In a court filing, Trump asked to intervene in the Texas lawsuit, the latest litigation to try to undo Democratic president-elect Joe Biden's victory over the Republican incumbent in the Nov. 3 election. In a separate brief, lawyers for 17 states led by Missouri's Republican Attorney General Eric Schmitt also urged the nine justices to hear the case.
Efforts in the courts on behalf of Trump challenging the election results so far have failed.
The lawsuit, announced on Tuesday by the Republican attorney general of Texas Ken Paxton, targeted four states that Trump lost to Biden after winning them in the 2016 election. Trump has falsely claimed he won re-election and has made baseless allegations of widespread voting fraud. Election officials at the state level have said they have found no evidence of such fraud.
Writing on Twitter earlier on Wednesday, Trump said, "We will be INTERVENING in the Texas (plus many other states) case. This is the big one. Our Country needs a victory!"
Election law experts have said the Texas lawsuit stands little chance of success and lacks legal merit.
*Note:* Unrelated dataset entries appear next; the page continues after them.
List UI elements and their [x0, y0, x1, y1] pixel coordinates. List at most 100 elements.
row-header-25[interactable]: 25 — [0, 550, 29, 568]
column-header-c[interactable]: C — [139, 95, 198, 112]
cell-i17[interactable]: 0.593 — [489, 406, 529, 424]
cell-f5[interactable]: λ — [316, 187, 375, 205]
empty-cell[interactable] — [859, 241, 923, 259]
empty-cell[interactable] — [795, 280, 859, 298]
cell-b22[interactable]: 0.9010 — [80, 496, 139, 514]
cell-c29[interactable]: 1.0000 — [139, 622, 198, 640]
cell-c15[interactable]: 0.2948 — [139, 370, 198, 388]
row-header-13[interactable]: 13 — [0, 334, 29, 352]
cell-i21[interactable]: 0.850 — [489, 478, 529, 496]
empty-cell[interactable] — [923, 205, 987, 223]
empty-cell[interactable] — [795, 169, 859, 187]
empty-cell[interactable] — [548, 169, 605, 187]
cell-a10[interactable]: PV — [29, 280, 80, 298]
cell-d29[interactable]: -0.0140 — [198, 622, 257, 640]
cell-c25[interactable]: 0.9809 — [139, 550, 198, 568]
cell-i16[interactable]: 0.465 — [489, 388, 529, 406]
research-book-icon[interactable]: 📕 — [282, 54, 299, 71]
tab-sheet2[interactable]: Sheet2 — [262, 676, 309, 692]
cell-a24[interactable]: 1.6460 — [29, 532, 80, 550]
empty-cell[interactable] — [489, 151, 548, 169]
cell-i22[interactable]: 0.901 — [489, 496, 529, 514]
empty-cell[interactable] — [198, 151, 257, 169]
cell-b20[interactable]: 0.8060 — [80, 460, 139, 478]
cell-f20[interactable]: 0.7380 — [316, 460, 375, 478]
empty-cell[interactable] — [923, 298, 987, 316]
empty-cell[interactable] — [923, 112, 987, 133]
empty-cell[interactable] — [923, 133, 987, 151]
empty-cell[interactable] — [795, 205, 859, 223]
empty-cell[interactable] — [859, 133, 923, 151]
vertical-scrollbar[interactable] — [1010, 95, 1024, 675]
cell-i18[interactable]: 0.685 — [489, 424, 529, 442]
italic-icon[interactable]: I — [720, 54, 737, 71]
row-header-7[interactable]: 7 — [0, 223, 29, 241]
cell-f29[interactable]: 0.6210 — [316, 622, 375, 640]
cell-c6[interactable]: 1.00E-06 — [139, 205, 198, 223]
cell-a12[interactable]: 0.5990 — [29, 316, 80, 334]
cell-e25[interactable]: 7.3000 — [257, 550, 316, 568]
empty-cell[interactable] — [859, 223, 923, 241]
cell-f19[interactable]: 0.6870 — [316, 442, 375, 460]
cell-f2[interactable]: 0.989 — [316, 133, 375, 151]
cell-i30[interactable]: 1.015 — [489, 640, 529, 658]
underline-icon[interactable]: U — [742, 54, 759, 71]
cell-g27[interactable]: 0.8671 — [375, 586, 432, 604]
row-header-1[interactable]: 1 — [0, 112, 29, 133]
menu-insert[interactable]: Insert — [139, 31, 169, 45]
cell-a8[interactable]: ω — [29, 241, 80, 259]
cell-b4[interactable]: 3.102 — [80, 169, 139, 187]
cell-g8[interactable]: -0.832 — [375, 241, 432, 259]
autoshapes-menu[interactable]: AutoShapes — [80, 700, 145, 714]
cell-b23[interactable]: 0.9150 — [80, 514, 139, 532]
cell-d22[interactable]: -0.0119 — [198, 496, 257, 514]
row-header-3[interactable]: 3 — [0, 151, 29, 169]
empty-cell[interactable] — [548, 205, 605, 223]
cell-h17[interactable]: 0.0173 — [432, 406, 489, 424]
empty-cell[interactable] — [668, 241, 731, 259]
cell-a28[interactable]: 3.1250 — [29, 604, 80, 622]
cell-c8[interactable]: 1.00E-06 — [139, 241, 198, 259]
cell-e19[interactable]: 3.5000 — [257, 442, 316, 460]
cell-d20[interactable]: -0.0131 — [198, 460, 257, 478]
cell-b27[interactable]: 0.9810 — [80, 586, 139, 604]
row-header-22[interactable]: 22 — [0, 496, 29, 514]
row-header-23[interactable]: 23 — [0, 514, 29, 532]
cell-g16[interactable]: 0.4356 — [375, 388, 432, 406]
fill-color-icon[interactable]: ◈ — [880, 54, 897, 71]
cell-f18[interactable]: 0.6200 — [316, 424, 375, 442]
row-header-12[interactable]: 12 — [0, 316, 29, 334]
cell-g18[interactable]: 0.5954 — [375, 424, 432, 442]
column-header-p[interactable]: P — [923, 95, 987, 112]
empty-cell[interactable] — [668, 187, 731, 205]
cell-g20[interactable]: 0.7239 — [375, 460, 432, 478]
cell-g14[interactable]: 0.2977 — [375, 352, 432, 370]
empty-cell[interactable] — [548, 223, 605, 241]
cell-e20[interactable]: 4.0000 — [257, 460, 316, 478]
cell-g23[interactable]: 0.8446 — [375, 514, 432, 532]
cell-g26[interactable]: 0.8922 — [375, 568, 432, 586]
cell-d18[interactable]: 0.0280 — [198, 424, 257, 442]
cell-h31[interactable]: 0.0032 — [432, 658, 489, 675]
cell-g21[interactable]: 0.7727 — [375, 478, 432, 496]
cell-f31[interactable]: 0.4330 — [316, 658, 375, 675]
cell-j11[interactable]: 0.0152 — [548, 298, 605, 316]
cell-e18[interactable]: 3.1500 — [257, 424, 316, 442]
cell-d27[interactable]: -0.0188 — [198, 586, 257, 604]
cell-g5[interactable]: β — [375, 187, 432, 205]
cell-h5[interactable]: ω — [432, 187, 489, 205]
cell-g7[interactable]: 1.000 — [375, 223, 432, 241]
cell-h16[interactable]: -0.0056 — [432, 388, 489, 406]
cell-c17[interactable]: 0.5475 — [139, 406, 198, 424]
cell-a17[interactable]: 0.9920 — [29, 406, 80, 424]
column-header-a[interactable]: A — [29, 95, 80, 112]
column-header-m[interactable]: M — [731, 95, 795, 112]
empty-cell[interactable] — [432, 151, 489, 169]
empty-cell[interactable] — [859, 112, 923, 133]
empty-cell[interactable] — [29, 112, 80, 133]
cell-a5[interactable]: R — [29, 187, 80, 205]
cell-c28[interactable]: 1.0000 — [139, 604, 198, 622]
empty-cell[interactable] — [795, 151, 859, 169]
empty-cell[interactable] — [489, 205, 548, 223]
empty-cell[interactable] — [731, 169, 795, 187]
"Both procedurally and substantively, it's a mess," Justin Levitt, an election law professor at Loyola Law School in California, said of the Texas lawsuit. "There's zero chance the court agrees to take the case."
In addition to Missouri, the states joining Texas were: Alabama, Arkansas, Florida, Indiana, Kansas, Louisiana, Mississippi, Montana, Nebraska, North Dakota, Oklahoma, South Carolina, South Dakota, Tennessee, Utah and West Virginia. All of the states were represented by Republican officials in the filing. All but three of the states have Republican governors.
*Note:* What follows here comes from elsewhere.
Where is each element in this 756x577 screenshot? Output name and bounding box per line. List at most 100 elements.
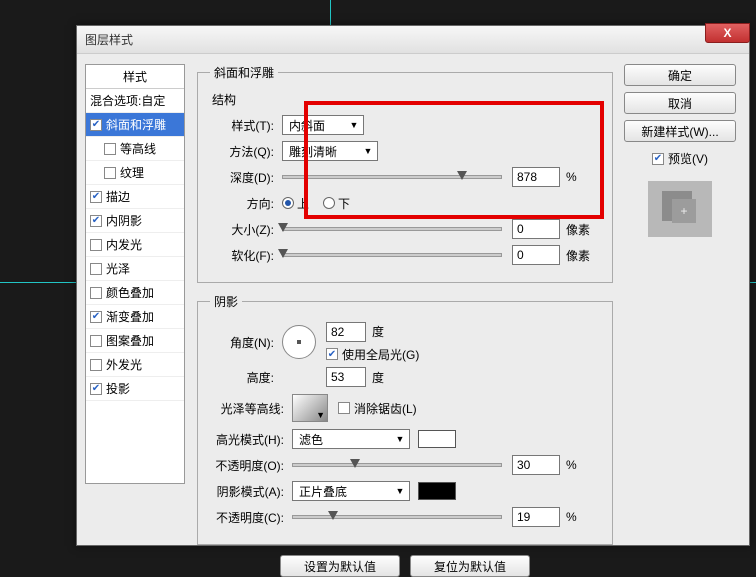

Officials from Georgia, Michigan, Pennsylvania and Wisconsin have called the lawsuit a reckless attack on democracy. It was filed directly with the Supreme Court rather than with a lower court, as is permitted for certain litigation between states.
The Texas suit argued that changes made by the four states to voting procedures amid the coronavirus pandemic to expand mail-in voting were unlawful. Texas asked the Supreme Court to immediately block the four states from using the voting results to appoint presidential electors to the electoral college.
Biden has amassed 306 electoral votes — far higher than the necessary 270 — compared to Trump's 232 in the state-by-state electoral college that determines the election's outcome. The four states contribute a combined 62 electoral votes to Biden's total.
Texas also asked the Supreme Court to delay the Dec. 14 date for electoral college votes to be formally cast, a date set by law in 1887.
Democrats and other critics have accused Trump of aiming to reduce public confidence in U.S. election integrity and undermine democracy by trying to subvert the will of the voters.